The wiki is content-poor enough that we ought to remove all trivial inconveniences in the way of producing content for it. Having to first write content as a post, wait for discussion to resolve, then transfer it to the wiki is a fairly major inconvenience if improving the wiki was the original goal, so we should not require people to do that.

On the other hand, it might nice to have software for transferring content in the other direction: an easy way to convert wiki-diffs into discussion posts.

Comment author: RichardKennaway 25 May 2011 03:13:35PM *  12 points [-]

I agree with wedrifid in saying:

The material on the wiki (I assumed) was to be summarised from prominent and uncontroversial blog posts that are already referenced to from time to time.

That is, the workflow should not be "idea for wiki page --> write post --> discussion --> write wiki page", but, independently of each other, both "idea for posting --> write post" and "notice something generally accepted on LW without a wiki page --> write wiki page".

Comment author: Vladimir_Nesov 25 May 2011 10:14:17PM 4 points [-]

Having to first write content as a post, wait for discussion to resolve, then transfer it to the wiki is a fairly major inconvenience if improving the wiki was the original goal, so we should not require people to do that.

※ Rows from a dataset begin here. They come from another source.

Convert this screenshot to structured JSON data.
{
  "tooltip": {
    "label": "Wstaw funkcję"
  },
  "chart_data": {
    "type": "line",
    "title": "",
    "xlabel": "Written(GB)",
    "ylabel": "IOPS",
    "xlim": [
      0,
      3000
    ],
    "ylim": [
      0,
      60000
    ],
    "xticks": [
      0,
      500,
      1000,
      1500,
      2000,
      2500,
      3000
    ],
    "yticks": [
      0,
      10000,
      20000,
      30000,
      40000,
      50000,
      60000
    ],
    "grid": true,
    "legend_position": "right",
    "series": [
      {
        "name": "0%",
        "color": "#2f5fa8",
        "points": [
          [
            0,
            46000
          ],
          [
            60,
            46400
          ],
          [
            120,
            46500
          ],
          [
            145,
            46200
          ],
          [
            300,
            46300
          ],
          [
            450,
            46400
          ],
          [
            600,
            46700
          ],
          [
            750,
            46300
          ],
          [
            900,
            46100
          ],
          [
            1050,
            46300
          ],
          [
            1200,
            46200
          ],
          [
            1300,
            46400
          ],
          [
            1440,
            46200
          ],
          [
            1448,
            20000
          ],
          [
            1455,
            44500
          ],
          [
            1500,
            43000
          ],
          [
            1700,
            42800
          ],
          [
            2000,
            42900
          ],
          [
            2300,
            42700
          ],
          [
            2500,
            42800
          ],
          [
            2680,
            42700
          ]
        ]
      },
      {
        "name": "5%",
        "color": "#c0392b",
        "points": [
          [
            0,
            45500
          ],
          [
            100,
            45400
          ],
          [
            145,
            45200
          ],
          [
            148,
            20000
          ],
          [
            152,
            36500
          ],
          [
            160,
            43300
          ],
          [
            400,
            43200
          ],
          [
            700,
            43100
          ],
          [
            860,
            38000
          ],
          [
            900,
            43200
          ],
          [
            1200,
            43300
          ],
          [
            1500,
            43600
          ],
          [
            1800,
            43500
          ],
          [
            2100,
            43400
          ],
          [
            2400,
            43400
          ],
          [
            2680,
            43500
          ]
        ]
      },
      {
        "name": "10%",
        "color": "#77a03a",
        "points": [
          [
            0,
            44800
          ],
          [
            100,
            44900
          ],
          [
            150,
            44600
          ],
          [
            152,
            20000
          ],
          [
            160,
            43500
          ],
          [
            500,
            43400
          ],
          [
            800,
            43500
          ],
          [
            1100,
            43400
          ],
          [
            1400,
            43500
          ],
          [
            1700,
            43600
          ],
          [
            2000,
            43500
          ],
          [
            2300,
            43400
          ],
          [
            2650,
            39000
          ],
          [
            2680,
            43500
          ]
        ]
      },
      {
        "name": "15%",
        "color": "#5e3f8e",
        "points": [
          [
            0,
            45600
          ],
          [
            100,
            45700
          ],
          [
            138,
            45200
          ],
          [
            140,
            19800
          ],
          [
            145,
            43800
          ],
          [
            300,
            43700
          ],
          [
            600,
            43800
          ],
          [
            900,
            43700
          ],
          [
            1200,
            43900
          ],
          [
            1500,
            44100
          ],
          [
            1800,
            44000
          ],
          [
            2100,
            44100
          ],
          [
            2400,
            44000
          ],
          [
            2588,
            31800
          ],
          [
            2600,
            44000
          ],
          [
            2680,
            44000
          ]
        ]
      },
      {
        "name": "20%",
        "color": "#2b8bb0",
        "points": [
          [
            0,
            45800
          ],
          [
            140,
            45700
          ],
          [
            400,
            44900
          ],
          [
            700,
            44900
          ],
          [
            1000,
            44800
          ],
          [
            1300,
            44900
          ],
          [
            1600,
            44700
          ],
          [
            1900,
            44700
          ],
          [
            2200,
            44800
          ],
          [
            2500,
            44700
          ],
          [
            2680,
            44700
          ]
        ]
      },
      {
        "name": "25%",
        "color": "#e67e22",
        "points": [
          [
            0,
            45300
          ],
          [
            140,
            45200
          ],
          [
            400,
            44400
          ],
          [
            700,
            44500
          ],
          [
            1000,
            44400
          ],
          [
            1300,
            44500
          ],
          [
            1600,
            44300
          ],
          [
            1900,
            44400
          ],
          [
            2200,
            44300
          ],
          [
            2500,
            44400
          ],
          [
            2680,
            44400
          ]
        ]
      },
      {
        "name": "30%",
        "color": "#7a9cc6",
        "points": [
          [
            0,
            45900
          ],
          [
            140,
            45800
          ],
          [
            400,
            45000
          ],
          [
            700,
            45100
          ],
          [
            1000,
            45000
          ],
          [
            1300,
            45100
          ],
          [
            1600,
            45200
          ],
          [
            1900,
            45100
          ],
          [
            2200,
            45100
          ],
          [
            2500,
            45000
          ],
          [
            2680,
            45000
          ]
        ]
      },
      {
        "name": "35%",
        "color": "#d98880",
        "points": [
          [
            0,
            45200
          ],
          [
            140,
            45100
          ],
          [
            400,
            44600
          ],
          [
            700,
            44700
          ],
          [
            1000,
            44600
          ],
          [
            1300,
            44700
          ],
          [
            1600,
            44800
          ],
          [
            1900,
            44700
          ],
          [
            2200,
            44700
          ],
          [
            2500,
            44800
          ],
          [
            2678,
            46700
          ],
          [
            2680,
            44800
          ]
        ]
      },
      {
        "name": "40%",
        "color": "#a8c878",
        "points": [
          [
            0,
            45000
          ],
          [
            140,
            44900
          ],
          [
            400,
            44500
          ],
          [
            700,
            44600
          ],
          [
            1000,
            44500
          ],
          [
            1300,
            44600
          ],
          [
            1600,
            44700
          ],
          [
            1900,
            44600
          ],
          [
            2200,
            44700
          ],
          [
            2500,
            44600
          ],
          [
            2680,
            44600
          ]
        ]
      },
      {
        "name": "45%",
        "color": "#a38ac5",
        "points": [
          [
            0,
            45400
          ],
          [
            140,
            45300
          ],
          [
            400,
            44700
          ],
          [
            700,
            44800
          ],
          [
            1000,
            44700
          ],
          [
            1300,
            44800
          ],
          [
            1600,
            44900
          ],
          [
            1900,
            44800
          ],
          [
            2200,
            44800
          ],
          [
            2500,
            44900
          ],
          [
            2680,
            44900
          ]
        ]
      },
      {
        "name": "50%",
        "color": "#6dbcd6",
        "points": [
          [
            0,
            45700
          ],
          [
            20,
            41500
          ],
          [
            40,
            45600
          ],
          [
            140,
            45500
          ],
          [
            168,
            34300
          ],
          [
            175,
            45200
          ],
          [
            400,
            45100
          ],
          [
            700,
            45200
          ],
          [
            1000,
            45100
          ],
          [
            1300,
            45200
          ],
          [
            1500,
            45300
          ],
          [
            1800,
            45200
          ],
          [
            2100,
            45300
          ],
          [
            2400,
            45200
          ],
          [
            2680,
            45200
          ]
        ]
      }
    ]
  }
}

This depends on what "improving the wiki" means. If the wiki is treated as a summary of the blog content and community canon (as it was intended, and as it is actually currently shaped), then adding content that is not on the blog doesn't serve this purpose, and doesn't constitute an improvement. Also, any good content should be posted to LW anyway.

Comment author: rhollerith_dot_com 25 May 2011 07:40:40PM *  1 point [-]

The wiki is content-poor enough that we ought to remove all trivial inconveniences in the way of producing content for it.

Since the reason Eliezer imposed or proposed the inconvenience is to improve article quality, do you maintain that the wiki is content-poor enough that we ought to not worry about the quality of contributions to the wiki?

Comment author: badger 25 May 2011 09:30:20PM 0 points [-]

I'd say yes, to some degree. Good content is more likely to come from someone editing poor content than be created from scratch.